If your family is anything like mine, you’re not quite sure what part of the world your ancestors herald from. Sure, we have an idea stretching back to the late 1800’s but have never known beyond that – something fairly typical for many Americans whose ancestors came over on the boat sometime in the last 400 years.

And so, I remain jealous of those who journey across the world to their ancestral home to visit the village where long-dead relatives lived for generations before uprooting everything and moving to the New World. It must be a very wonderful feeling to stand in such a place and completely submerge oneself in family history and reconnect with the past.

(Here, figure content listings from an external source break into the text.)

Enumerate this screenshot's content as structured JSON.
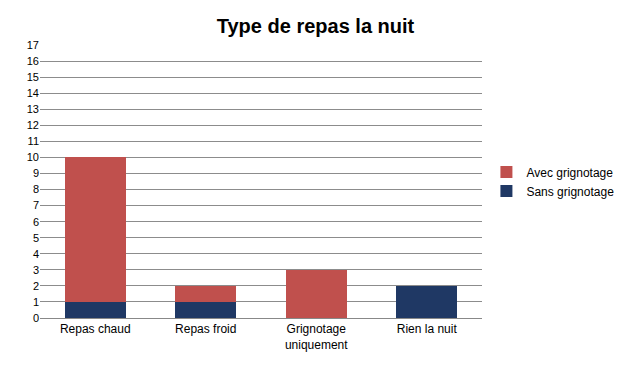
{
  "chart_data": {
    "type": "bar",
    "title": "Type de repas la nuit",
    "categories": [
      "Repas chaud",
      "Repas froid",
      "Grignotage uniquement",
      "Rien la nuit"
    ],
    "series": [
      {
        "name": "Sans grignotage",
        "color": "#1f3864",
        "values": [
          1,
          1,
          0,
          2
        ]
      },
      {
        "name": "Avec grignotage",
        "color": "#c0504d",
        "values": [
          9,
          1,
          3,
          0
        ]
      }
    ],
    "stacked": true,
    "ylim": [
      0,
      17
    ],
    "yticks": [
      0,
      1,
      2,
      3,
      4,
      5,
      6,
      7,
      8,
      9,
      10,
      11,
      12,
      13,
      14,
      15,
      16,
      17
    ],
    "grid": true,
    "legend": "right"
  }
}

I’ve thought often of hiring a genealogy specialist to help track down my family’s history so that one day I could knock on a door in Scotland, Ireland, Wales, or God knows where and introduce myself to some distant relative whose ancestors never caught the boat. How cool would that be?

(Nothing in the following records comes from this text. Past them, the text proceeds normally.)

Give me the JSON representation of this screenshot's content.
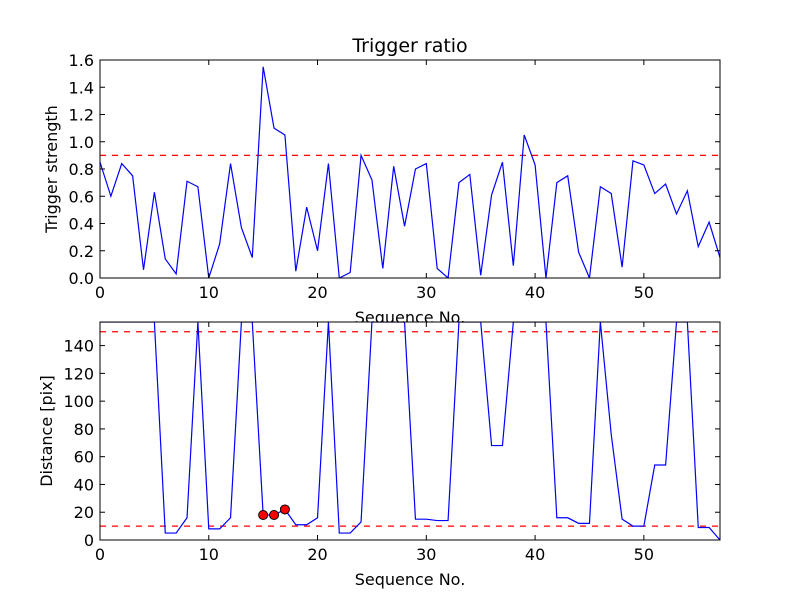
{
  "chart_data": [
    {
      "type": "line",
      "title": "Trigger ratio",
      "xlabel": "Sequence No.",
      "ylabel": "Trigger strength",
      "xlim": [
        0,
        57
      ],
      "ylim": [
        0,
        1.6
      ],
      "xticks": [
        0,
        10,
        20,
        30,
        40,
        50
      ],
      "yticks": [
        0.0,
        0.2,
        0.4,
        0.6,
        0.8,
        1.0,
        1.2,
        1.4,
        1.6
      ],
      "ytick_labels": [
        "0.0",
        "0.2",
        "0.4",
        "0.6",
        "0.8",
        "1.0",
        "1.2",
        "1.4",
        "1.6"
      ],
      "line_color": "#0000ff",
      "threshold": 0.9,
      "threshold_color": "#ff0000",
      "series": [
        {
          "x": [
            0,
            1,
            2,
            3,
            4,
            5,
            6,
            7,
            8,
            9,
            10,
            11,
            12,
            13,
            14,
            15,
            16,
            17,
            18,
            19,
            20,
            21,
            22,
            23,
            24,
            25,
            26,
            27,
            28,
            29,
            30,
            31,
            32,
            33,
            34,
            35,
            36,
            37,
            38,
            39,
            40,
            41,
            42,
            43,
            44,
            45,
            46,
            47,
            48,
            49,
            50,
            51,
            52,
            53,
            54,
            55,
            56,
            57
          ],
          "values": [
            0.85,
            0.6,
            0.84,
            0.75,
            0.06,
            0.63,
            0.14,
            0.03,
            0.71,
            0.67,
            0.0,
            0.25,
            0.84,
            0.37,
            0.15,
            1.55,
            1.1,
            1.05,
            0.05,
            0.52,
            0.2,
            0.84,
            0.0,
            0.04,
            0.9,
            0.72,
            0.07,
            0.82,
            0.38,
            0.8,
            0.84,
            0.07,
            0.0,
            0.7,
            0.76,
            0.02,
            0.61,
            0.85,
            0.09,
            1.05,
            0.83,
            0.0,
            0.7,
            0.75,
            0.19,
            0.0,
            0.67,
            0.62,
            0.08,
            0.86,
            0.83,
            0.62,
            0.69,
            0.47,
            0.64,
            0.23,
            0.41,
            0.15
          ]
        }
      ]
    },
    {
      "type": "line",
      "title": "",
      "xlabel": "Sequence No.",
      "ylabel": "Distance [pix]",
      "xlim": [
        0,
        57
      ],
      "ylim": [
        0,
        157
      ],
      "xticks": [
        0,
        10,
        20,
        30,
        40,
        50
      ],
      "yticks": [
        0,
        20,
        40,
        60,
        80,
        100,
        120,
        140
      ],
      "ytick_labels": [
        "0",
        "20",
        "40",
        "60",
        "80",
        "100",
        "120",
        "140"
      ],
      "line_color": "#0000ff",
      "thresholds": [
        150,
        10
      ],
      "threshold_color": "#ff0000",
      "marker_color": "#ff0000",
      "series": [
        {
          "x": [
            0,
            1,
            2,
            3,
            4,
            5,
            6,
            7,
            8,
            9,
            10,
            11,
            12,
            13,
            14,
            15,
            16,
            17,
            18,
            19,
            20,
            21,
            22,
            23,
            24,
            25,
            26,
            27,
            28,
            29,
            30,
            31,
            32,
            33,
            34,
            35,
            36,
            37,
            38,
            39,
            40,
            41,
            42,
            43,
            44,
            45,
            46,
            47,
            48,
            49,
            50,
            51,
            52,
            53,
            54,
            55,
            56,
            57
          ],
          "values": [
            157,
            157,
            157,
            157,
            157,
            157,
            5,
            5,
            16,
            157,
            8,
            8,
            16,
            157,
            157,
            18,
            18,
            22,
            11,
            11,
            16,
            157,
            5,
            5,
            13,
            157,
            157,
            157,
            157,
            15,
            15,
            14,
            14,
            157,
            157,
            157,
            68,
            68,
            157,
            157,
            157,
            157,
            16,
            16,
            12,
            12,
            157,
            76,
            15,
            10,
            10,
            54,
            54,
            157,
            157,
            9,
            9,
            0
          ]
        }
      ],
      "markers": {
        "x": [
          15,
          16,
          17
        ],
        "values": [
          18,
          18,
          22
        ]
      }
    }
  ]
}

There is another option, however, to researching my family history–one, that explores the family tree all the way to the roots.

DNA testing is something that was prohibitively expense even just a few years ago. Today, however, one can pay just $1000 for a partial genetic decoding that will not only reveal all sorts of things about inherited traits and predisposition towards certain diseases, but it will also trace back your ancestry.

Although a wonderful article in Wired Magazine focuses mostly on the “dozen or so diseases and conditions, from type 2 diabetes to Crohn’s disease” that can be identified through genomics, journalist Thomas Goetz does briefly discuss the ancestry angle thanks Jimmy Buffett. One day when Goetz was doing researching for the article, the singer stopped by a genomics lab to figure out if he was related to investor Warren Buffett (he wasn’t). In the process, however, he peeked into his ancestral genome to learn that his “maternal lineage showed a strong connection to the British Isles.” He also discovered “a strong link to the Basque region of Spain.” Very cool!

Sure, there are no addresses or even cities provided with such research, but at least it will point wanderlust travels such as myself in the right direction home.

And it’s simple. Just fill up a 2.5-milliliter vial with spit and mail it off to 23andMe, a genomics company run by the wife of one of the Google billionaires. The information will be securely posted online 4-6 weeks later, at which point you will know more about yourself than perhaps you’d ever like to know.